Author: Matt Corallo 2020-04-22 16:50:46
Published on: 2020-04-22T16:50:46+00:00
In an email thread, Olaoluwa Osuntokun critiques the limitation that is at the root of an issue in Bitcoin contracts that rely on nested trees of transactions to confirm and argues that the simplest heuristic for miners is to accept the higher fee rate package. The discussion moves onto the topic of monitoring the global mempool as a mitigation for lightning implementations to deploy today. However, it is concluded that having an active full node with an in-sync mempool is a lot more CPU, bandwidth, and complexity than most lightning users were expecting to face. Nonetheless, if nodes watch the mempool, then this class of attack assuming the anchor output format can be mitigated.
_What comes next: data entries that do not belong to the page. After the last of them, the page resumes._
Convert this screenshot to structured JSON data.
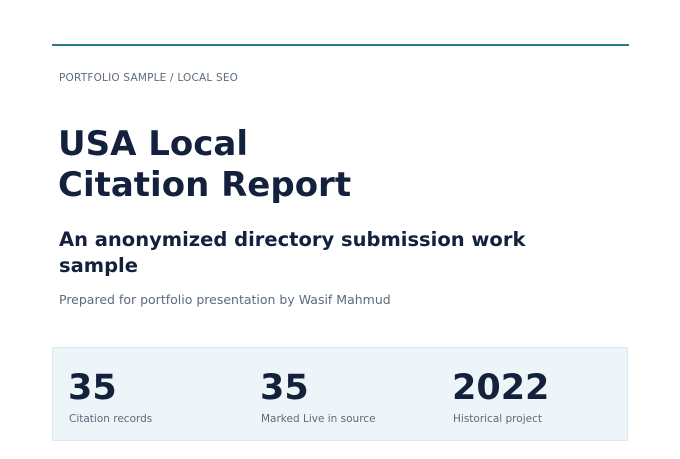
{
  "header": {
    "eyebrow": "PORTFOLIO SAMPLE / LOCAL SEO"
  },
  "report": {
    "title": "USA Local\nCitation Report",
    "subtitle": "An anonymized directory submission work sample",
    "prepared_by": "Prepared for portfolio presentation by Wasif Mahmud"
  },
  "stats": [
    {
      "value": "35",
      "label": "Citation records"
    },
    {
      "value": "35",
      "label": "Marked Live in source"
    },
    {
      "value": "2022",
      "label": "Historical project"
    }
  ],
  "colors": {
    "accent": "#2a7b8c",
    "heading": "#13213d",
    "muted": "#5d6b7a",
    "panel_bg": "#eef5f8"
  }
}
Furthermore, Olaoluwa mentions how a base version of anchors is still useful as it eliminates the commitment fee guessing game, allowing users to pay less on force close, being able to coalesce 2nd level HTLC transactions with the same CLTV expiry, and actually being able to reliably enforce multi-hop HTLC resolution. The discussion shifts to the proposal of making the HTLC output spending more free-form with SIGHASH_ANYONECAN_PAY|SIGHASH_SINGLE, however, the idea is not immediately workable as it requires an overhaul in the channel state machine to make presenting a new commitment actually take at least two phases (at least a full round trip). The first phase would tender the commitment but render them unable to broadcast it. The second phase would then enter a new sub-protocol which upon conclusion gives the commitment proposer valid HTLC signatures and gives the responder what they need to be able to broadcast their commitment and claim their HTCLs in an atomic manner.